¿Qué es el recurso extraordinario de revisión?
El recurso extraordinario de revisión es un medio excepcional de impugnación de actos administrativos firmes. Es decir, se trata de decisiones de la administración contra las que ya no cabe ningún recurso ordinario, pero que, cuando concurren unas causas especialmente graves o relevantes, pueden reabrirse.
Este mecanismo está regulado en la Ley 39/2015, de 1 de octubre, del Procedimiento Administrativo Común de las Administraciones Públicas, concretamente en su artículo 125.
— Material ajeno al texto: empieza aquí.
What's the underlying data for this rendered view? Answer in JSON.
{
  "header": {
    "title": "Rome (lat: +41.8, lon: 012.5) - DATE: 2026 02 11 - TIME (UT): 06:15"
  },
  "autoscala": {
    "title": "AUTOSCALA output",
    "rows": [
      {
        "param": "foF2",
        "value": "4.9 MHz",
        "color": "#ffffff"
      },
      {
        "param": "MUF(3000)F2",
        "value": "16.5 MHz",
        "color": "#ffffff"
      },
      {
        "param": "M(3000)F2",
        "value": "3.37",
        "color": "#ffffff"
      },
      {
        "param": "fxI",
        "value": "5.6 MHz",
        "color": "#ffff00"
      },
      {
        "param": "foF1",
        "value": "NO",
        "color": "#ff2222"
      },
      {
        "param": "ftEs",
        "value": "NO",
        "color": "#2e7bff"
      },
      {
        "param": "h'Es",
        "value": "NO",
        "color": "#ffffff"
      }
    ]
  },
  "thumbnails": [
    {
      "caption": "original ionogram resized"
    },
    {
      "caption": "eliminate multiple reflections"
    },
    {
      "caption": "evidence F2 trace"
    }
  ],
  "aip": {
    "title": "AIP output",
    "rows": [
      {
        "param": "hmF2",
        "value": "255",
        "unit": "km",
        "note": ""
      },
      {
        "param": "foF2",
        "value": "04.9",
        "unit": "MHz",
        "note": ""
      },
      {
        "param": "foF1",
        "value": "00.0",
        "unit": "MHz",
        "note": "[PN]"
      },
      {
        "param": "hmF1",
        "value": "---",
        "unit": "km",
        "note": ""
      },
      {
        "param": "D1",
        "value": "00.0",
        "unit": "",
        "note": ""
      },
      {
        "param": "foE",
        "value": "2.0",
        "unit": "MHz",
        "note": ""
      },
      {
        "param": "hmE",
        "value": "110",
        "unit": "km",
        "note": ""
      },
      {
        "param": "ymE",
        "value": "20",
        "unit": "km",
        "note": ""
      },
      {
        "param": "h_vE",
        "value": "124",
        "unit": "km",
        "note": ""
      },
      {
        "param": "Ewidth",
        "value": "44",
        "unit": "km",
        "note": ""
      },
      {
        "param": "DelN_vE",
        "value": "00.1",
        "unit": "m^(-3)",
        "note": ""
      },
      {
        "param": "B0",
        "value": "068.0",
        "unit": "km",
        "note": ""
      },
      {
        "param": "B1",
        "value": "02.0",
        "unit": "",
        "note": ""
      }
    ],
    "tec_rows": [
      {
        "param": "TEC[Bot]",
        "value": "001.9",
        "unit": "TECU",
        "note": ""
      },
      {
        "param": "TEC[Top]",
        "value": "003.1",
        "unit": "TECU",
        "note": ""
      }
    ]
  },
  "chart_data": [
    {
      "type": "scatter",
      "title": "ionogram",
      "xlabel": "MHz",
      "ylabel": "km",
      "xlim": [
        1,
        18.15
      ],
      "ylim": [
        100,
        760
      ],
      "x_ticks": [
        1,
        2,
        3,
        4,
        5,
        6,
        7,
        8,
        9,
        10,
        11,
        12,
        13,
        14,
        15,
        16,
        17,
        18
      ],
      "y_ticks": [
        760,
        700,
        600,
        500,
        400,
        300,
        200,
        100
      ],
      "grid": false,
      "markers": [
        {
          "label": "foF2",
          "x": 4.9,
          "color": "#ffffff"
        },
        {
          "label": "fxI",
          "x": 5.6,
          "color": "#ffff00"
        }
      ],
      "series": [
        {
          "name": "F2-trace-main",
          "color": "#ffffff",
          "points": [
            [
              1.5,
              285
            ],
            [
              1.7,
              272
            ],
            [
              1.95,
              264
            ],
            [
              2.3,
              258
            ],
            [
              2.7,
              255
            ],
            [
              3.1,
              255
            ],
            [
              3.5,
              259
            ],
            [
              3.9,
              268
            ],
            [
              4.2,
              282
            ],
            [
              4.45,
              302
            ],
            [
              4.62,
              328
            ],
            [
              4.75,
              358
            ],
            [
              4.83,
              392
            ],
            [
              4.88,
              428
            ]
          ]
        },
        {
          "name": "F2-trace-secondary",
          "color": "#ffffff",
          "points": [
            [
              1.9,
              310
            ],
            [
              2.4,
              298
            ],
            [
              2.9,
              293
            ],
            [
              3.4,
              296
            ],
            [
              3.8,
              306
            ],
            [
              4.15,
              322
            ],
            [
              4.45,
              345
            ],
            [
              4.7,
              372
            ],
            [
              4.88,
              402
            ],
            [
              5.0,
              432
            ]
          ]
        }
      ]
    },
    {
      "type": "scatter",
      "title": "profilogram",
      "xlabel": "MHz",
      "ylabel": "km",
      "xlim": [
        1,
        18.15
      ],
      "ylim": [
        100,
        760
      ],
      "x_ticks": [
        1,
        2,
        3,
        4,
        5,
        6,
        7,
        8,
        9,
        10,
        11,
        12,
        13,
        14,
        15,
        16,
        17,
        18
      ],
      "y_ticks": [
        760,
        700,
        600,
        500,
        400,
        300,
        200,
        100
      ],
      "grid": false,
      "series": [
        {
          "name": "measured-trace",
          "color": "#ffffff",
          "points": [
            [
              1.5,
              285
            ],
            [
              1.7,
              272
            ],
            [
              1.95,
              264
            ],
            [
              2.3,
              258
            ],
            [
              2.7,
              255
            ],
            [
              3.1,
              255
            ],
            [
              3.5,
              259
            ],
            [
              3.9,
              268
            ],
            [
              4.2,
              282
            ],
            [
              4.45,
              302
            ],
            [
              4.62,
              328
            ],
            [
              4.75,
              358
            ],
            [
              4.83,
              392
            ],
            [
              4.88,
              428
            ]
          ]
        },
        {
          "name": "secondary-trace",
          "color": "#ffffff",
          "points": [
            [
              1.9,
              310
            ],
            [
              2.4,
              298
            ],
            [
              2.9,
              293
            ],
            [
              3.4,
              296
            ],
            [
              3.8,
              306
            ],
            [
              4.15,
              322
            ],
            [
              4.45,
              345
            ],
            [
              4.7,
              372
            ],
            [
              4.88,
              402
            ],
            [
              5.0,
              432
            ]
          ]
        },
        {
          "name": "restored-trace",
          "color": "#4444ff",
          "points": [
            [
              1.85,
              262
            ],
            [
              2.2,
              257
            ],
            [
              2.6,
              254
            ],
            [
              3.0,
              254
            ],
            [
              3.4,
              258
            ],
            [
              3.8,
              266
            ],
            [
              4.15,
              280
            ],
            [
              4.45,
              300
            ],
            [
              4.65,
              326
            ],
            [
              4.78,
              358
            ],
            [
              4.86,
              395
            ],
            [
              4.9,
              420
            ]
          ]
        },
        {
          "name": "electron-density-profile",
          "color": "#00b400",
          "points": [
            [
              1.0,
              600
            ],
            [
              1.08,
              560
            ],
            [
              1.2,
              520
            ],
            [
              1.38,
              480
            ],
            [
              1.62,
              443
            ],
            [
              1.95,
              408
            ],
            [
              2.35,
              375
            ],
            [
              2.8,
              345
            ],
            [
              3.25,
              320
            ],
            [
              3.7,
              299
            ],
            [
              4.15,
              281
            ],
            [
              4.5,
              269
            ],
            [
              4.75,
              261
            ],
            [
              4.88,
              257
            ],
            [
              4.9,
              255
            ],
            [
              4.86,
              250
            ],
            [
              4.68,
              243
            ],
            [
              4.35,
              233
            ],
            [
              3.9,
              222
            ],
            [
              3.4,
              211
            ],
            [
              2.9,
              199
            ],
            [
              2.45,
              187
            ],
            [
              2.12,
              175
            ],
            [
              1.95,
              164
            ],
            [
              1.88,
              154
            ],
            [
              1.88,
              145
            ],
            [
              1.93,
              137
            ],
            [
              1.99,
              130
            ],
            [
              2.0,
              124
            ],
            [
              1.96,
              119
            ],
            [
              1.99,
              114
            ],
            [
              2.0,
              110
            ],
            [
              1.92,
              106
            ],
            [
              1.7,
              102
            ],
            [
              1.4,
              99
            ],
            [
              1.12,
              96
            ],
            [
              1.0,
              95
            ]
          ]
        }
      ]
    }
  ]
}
El fin de este recurso no es revisar criterios de conveniencia o meras discrepancias interpretativas. No se trata, en ningún caso, de declarar la ilegalidad general del acto, sino que, basándose en errores de hecho o vicios muy graves, se justifica realizar una revisión del acto, a pesar de su firmeza. Se refiere a situaciones en las que se considera que, de haber contado desde un principio con determinada información, la decisión habría sido distinta y el acto no hubiese llegado a ser aprobado.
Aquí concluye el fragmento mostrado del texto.